- Born: Samuel Aaronovitch 26 December 1919 London, England
- Died: 30 May 1998 (aged 78) London, England
- Education: Balliol College, Oxford
- Occupations: Activist and author
- Children: 5; including David, Owen and Ben Aaronovitch
- Writing career
- Genre: Economics

= Sam Aaronovitch =

English economist (1919–1998)

Sam Aaronovitch (26 December 1919 – 30 May 1998) was a British economist, academic, working class intellectual and senior member of the Communist Party of Great Britain.

==Biography==
Aaronovitch was born in the East End of London to Jewish immigrants and his early years were devoted to activity as a Communist Party militant and then a party full timer. In 1945 he was the election agent for one of only two Communist candidates ever elected to the London County Council.

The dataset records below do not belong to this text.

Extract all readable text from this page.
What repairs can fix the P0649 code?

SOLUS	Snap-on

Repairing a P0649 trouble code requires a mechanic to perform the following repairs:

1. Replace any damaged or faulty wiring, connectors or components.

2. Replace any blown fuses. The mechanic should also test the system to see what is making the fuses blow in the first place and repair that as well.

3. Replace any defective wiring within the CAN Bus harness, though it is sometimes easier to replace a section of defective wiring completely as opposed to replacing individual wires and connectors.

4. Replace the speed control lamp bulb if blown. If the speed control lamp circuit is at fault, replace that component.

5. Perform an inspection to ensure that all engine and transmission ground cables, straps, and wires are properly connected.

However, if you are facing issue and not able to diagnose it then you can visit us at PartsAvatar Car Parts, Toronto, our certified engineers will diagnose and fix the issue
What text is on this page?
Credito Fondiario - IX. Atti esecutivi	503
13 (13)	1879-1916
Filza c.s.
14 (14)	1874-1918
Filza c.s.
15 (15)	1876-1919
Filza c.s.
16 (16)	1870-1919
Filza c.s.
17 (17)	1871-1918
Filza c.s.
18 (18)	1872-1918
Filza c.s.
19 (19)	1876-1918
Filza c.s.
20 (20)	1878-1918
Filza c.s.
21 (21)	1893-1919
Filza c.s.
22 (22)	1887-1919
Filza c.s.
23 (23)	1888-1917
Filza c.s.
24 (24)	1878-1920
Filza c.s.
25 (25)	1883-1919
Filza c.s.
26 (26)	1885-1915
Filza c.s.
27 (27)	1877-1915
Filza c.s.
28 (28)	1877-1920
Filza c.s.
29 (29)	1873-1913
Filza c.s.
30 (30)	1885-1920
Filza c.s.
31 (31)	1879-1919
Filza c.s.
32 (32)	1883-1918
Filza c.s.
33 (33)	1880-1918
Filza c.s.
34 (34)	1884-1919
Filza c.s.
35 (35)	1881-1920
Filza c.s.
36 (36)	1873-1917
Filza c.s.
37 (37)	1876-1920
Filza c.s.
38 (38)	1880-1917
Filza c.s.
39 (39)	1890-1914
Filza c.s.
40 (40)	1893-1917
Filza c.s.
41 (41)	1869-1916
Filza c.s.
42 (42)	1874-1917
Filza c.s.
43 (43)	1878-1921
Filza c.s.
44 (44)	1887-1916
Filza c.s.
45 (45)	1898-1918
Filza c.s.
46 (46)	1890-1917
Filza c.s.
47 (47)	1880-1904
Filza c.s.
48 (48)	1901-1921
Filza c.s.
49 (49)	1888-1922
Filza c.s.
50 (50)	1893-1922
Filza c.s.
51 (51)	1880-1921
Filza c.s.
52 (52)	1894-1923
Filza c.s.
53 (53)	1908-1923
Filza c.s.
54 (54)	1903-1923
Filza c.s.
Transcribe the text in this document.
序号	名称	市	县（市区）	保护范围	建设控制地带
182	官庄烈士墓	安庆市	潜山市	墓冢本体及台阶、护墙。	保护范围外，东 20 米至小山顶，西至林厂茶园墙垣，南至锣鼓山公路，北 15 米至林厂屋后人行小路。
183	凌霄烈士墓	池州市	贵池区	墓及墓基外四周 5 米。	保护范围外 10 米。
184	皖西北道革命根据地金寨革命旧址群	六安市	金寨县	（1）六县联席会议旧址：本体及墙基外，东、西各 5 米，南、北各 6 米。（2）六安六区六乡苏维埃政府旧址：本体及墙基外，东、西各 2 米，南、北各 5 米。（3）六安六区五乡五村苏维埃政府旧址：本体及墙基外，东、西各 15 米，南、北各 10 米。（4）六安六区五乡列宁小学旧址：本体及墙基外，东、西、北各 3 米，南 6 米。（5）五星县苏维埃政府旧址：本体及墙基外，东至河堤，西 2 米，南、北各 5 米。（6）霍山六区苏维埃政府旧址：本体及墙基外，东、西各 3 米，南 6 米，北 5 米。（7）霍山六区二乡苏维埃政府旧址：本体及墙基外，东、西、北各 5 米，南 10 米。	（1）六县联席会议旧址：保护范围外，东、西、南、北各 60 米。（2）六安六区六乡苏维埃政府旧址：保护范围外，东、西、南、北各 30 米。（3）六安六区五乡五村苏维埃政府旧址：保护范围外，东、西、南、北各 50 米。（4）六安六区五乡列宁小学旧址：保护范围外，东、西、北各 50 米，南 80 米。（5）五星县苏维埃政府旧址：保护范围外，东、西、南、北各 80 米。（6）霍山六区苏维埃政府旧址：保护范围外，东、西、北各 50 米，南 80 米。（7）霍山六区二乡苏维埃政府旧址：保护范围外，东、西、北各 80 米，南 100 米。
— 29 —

Near the age of 50, he entered academia as an economist after studying at Balliol College, Oxford for a D.Phil. (without any previous academic qualifications) from 1967 to 1971. He once explained his difficulties in filling in applications for university posts: "Education: St George's-in-the-East Secondary, Stepney 1930–34; Balliol College, Oxford 1967–71."

He became head of the economics department at South Bank Polytechnic and published a stream of books and articles on topics such as industrial pricing, insurance, monopoly, the impact of the City on the London economy, and macroeconomic policy. Although he remained a Communist Party member and a firm Marxist, he was a critic of party orthodoxy.

Working with a team of militant trade union officials and young intellectuals, Aaronovitch helped develop the Alternative Economic Strategy for the Labour movement only to see it derailed by the 1979 election victory of Margaret Thatcher.

He published a series of books on British political economy helping popularize the subject and as a speaker was able to combine and integrate industrial and academic viewpoints.

Aaronovitch aligned himself with the modernizing Eurocommunist movement in the 1980s and was a frequent contributor to Marxism Today. In 1981, he published The Road from Thatcherism in an attempt to articulate the need for a broad alliance against Thatcherism.

In 1982, he established and ran the Local Economic Policy Unit and published the journal Local Economy. The Sam Aaronovitch Memorial Prize is awarded each year.

Falling ill, he retired from South Bank University in 1997.

He was married three times, to Bertha, Kirstine, and Lavender. He was survived by five children, among them the science fiction scriptwriter and fantasy novelist Ben Aaronovitch, journalist David Aaronovitch and actor Owen Aaronovitch. A family memoir by David Aaronovitch, Party Animals: My Family and Other Communists, was published in January 2016.